Manifesta purposely strives to keep its distance from what are often seen as the dominant centres of artistic production, instead seeking fresh and fertile terrain for the mapping of a new cultural topography.

Hannah Black, GB

Upon storming the Bastille, Arnoux de Saint-Maximin found a manuscript tucked into the walls of a prison cell. This text turned out to be the novel The 120 Days of Sodom by the Marquis de Sade – a scion of the aristocracy whose celebration of perversion ultimately cost him his class. Hannah Black’s Bastille playfully reconstructs this anecdote in brick and paper, evoking both the autonomy of minimalist sculpture (Carl Andre) and the prison cell. Opposite, Ruin II consists of a copy of CLR James’ seminal work The Black Jacobins. James’ book offers a broadly materialist history of the Haitian Revolution, which took place parallel to the revolution in France.
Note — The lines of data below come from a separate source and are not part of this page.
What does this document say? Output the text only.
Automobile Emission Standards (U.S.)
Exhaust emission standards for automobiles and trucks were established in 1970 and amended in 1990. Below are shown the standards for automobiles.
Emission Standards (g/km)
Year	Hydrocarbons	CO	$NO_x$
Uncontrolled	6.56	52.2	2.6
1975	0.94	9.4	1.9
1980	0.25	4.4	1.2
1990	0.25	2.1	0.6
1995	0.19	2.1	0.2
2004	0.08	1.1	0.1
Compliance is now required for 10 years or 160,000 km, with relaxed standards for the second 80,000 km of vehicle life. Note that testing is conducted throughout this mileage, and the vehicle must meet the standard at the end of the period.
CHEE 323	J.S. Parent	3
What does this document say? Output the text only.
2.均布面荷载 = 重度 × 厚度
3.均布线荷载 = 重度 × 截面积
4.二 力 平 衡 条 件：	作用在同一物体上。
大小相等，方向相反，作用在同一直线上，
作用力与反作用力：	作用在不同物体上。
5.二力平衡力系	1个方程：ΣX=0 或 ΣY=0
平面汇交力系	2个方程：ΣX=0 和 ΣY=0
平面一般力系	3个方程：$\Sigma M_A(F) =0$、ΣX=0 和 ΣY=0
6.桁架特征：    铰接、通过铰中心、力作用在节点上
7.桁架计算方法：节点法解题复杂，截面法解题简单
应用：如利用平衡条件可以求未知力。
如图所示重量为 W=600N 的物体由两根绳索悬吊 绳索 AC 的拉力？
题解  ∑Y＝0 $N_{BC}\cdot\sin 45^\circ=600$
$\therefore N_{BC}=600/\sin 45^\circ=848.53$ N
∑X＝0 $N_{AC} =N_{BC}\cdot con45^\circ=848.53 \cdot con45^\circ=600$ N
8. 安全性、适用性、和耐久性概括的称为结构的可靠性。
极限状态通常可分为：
By annotating the book with a post-it that reads ‘ruin’, Hannah Black not only points to the ambivalent fate of the only successful slave revolt in history – the colony of Saint-Domingue was one of the wealthiest in the western hemisphere, while the state of Haiti is now one of the poorest – but also the historical tendency to perceive social critique as a threat when it happens to be articulated by Black voices.